How it could've been avoided: Depending on the size and location of the tumor, the anesthesiologist should have instead considered local anesthetic, especially when airway compromise is known or at least suspected. The team could've also considered other techniques such as video laryngoscopy or elective tracheotomy. An in-depth anesthesia work-up — history and physical exam, body habitus, specific airway testing like Mallampati and Cormack/Lehane — can be predictive of airway challenges. This patient's airway history dictates that the procedure should have been done in a hospital, where more educated hands and equipment are available to help in a crisis.
Expect the unexpected
There's a common thread running through these 3 cases: The failure to appreciate patient presentation and consider alternative methods led to catastrophic outcomes. Potential problems weren't addressed before the event. These outcomes could be attributed to the pressures that outpatient centers are under to increase patient volume.

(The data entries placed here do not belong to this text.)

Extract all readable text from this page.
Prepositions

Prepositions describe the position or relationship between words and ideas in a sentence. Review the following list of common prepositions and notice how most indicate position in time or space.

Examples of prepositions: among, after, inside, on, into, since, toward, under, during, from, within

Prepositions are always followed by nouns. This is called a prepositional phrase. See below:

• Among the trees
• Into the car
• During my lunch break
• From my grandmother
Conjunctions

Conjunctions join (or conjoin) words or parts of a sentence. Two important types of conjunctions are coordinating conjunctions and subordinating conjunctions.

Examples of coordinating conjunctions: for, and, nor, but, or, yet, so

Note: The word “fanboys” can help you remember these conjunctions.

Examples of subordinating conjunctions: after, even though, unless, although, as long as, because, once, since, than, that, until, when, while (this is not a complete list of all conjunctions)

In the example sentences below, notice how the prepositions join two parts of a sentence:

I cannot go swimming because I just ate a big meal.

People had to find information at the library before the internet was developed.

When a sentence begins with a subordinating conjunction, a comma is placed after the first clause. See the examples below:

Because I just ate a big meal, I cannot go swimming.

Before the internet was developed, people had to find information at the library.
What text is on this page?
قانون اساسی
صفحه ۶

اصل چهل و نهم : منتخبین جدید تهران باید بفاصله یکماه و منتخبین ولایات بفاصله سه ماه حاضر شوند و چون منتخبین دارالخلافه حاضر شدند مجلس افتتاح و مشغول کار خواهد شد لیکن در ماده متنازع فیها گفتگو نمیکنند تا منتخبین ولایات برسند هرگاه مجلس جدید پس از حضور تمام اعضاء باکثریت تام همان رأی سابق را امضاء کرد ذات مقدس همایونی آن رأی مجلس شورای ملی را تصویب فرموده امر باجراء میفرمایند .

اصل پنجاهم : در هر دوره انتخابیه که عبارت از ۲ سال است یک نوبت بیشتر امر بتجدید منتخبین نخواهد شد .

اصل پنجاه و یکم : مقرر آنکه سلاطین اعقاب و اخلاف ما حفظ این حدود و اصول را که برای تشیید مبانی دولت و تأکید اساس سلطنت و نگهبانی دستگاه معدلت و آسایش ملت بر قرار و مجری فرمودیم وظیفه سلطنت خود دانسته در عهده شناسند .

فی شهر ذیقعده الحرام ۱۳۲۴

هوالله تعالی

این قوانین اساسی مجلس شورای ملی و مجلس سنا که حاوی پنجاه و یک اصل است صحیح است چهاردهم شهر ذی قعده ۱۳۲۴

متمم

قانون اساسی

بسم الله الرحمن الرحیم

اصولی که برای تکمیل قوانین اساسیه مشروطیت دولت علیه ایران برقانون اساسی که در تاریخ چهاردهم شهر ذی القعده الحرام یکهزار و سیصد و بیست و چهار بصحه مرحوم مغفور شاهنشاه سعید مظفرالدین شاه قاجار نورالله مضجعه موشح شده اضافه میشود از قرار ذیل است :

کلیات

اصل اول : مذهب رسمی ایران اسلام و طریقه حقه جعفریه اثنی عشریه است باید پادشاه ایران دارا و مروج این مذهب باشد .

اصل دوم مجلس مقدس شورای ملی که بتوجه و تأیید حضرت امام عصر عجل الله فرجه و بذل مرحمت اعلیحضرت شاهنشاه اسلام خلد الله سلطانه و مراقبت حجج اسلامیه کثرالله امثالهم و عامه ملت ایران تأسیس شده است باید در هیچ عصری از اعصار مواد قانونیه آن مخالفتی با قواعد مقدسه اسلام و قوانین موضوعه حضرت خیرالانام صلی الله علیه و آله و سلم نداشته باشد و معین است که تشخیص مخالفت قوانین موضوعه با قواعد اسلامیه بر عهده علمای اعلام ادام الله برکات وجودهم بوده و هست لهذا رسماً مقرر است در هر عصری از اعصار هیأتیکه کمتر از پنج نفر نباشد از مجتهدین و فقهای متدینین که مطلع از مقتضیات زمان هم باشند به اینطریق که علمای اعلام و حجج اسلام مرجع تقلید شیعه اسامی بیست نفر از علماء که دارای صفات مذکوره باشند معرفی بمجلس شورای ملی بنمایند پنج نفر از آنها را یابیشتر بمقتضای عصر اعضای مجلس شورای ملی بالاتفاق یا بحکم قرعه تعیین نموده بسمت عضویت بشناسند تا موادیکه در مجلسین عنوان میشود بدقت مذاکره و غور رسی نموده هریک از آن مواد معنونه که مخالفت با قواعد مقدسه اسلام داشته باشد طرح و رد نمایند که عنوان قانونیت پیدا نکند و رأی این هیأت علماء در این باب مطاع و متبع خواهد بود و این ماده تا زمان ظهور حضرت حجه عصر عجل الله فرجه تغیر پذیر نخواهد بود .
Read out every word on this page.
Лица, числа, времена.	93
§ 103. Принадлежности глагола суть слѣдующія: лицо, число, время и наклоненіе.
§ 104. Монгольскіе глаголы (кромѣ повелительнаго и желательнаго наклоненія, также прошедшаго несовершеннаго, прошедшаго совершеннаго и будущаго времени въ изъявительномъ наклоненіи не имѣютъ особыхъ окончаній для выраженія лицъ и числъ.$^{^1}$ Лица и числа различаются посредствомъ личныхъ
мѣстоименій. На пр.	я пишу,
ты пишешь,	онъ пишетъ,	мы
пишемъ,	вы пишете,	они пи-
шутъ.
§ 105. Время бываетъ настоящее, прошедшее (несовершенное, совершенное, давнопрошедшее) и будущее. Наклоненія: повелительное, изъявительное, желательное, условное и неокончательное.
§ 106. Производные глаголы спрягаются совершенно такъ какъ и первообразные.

These pressures can lead to shortcuts that compromise patient safety.
Pressures and other excuses aside, these healthcare professionals aren't without blame. These patients and their families looked to the anesthesia provider to be their advocate and protect them during their procedures, and these cases show questionable decisions and varying degrees of fault. Proper planning would've gone a long way toward preventing these difficulties and subsequent litigation.
We talk about the "unexpected difficult airway," but there really shouldn't be such a thing. Don't be surprised by a difficult airway. Rather, the difficulty should trigger a well-thought-out plan for rescue. Take time to properly evaluate the airway, and expect the unexpected. Outward appearance of normal anatomy does not guarantee a positive outcome, and you must maintain a healthy respect for anesthesia. If you become too complacent in your approach to anesthesia delivery, it's time for a career change or retirement, before you injure a patient. We refer to some procedures as "minor surgery," but there's never a "minor anesthetic." Failure to heed the warning could very well harm a patient, and land you in a courtroom.